When Simon finds himself walking home one day, he sees something, but he’s not sure if it’s real right away. A man yelling at a young woman and then shoving her into a van and driving off. Even though the voice in his head tells him to forget about it, he knows that this wasn’t a hallucination and has to do something about it. He gets the license plate, but that’s about it. Even the man’s face is distorted in his viewpoint. He first goes to the police, but realizes quickly that they don’t take him seriously. So he goes to the only person he knows that might: his next door neighbor Ed. He doesn’t know that Ed’s lost his job, but he knows he was in law enforcement of some kind. At first Ed slams the door in Simon’s face but eventually decides to help and together, they begin to tackle a mountain of opposition trying to find a girl that’s disappeared without a trace, and nobody seems to actually want to help. What follows isn’t cheesy and doesn’t even sway into an odd-couple comedy. It stays going headfirst into a tightly knit thriller of two oddballs who need each other in their own moments of desperation.
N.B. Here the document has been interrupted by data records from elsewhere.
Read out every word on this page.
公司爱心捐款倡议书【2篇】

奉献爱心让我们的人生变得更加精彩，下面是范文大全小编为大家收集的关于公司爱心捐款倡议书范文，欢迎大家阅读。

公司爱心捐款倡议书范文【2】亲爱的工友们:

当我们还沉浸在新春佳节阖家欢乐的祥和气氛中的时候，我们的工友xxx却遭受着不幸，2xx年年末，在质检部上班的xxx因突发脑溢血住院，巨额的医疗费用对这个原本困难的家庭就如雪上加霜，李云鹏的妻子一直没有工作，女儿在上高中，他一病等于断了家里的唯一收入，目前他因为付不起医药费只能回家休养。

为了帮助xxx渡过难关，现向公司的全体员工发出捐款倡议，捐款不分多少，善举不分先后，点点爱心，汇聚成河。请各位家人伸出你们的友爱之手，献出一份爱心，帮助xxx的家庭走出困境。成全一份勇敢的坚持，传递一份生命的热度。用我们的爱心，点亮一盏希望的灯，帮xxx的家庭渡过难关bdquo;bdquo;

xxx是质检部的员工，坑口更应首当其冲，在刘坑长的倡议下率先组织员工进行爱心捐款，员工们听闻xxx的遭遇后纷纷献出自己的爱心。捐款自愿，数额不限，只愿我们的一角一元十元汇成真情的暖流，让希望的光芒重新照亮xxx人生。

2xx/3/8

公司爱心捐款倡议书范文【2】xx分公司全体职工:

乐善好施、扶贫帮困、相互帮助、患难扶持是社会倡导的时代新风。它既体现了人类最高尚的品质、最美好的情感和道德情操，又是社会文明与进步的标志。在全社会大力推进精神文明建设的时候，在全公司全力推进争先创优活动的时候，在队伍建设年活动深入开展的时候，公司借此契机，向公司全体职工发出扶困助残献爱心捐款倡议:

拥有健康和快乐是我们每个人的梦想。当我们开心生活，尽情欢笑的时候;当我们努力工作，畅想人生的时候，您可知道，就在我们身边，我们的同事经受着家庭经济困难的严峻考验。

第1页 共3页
Both Jack Quaid and Jeffrey Dean Morgan do a fantastic job here and their chemistry together crackles. Quaid never overplays his illness and when he struggles with his speech (he calls it “word salad:” unable to get his words out correctly) it never becomes a predatory performance. It’s gentle and kind, showing respect and grace for Simon’s personal struggle and anyone who might relate to it watching from afar. Morgan’s gruff and stubborn demeanor works really well here and he gifts us with a performance that warms you as he warms to Simon. As cheesy as it sounds, this is a movie “they don’t make anymore.” It’s a straight forward thriller with two people who need each other at the exact same time. Malin Akerman doesn’t have as much to do, but she fills her scene with a warm empathy that cements the love she has for her brother. The violence does come and when it does, it’s never glorifying it. It’s ready to make you wince right along with the characters. Neighborhood Watch is a wonderful surprise. Beautifully acted, carefully balanced, respectfully done and sharply directed by Duncan Skiles. It’s a movie that might just sneak into your top picks for the year.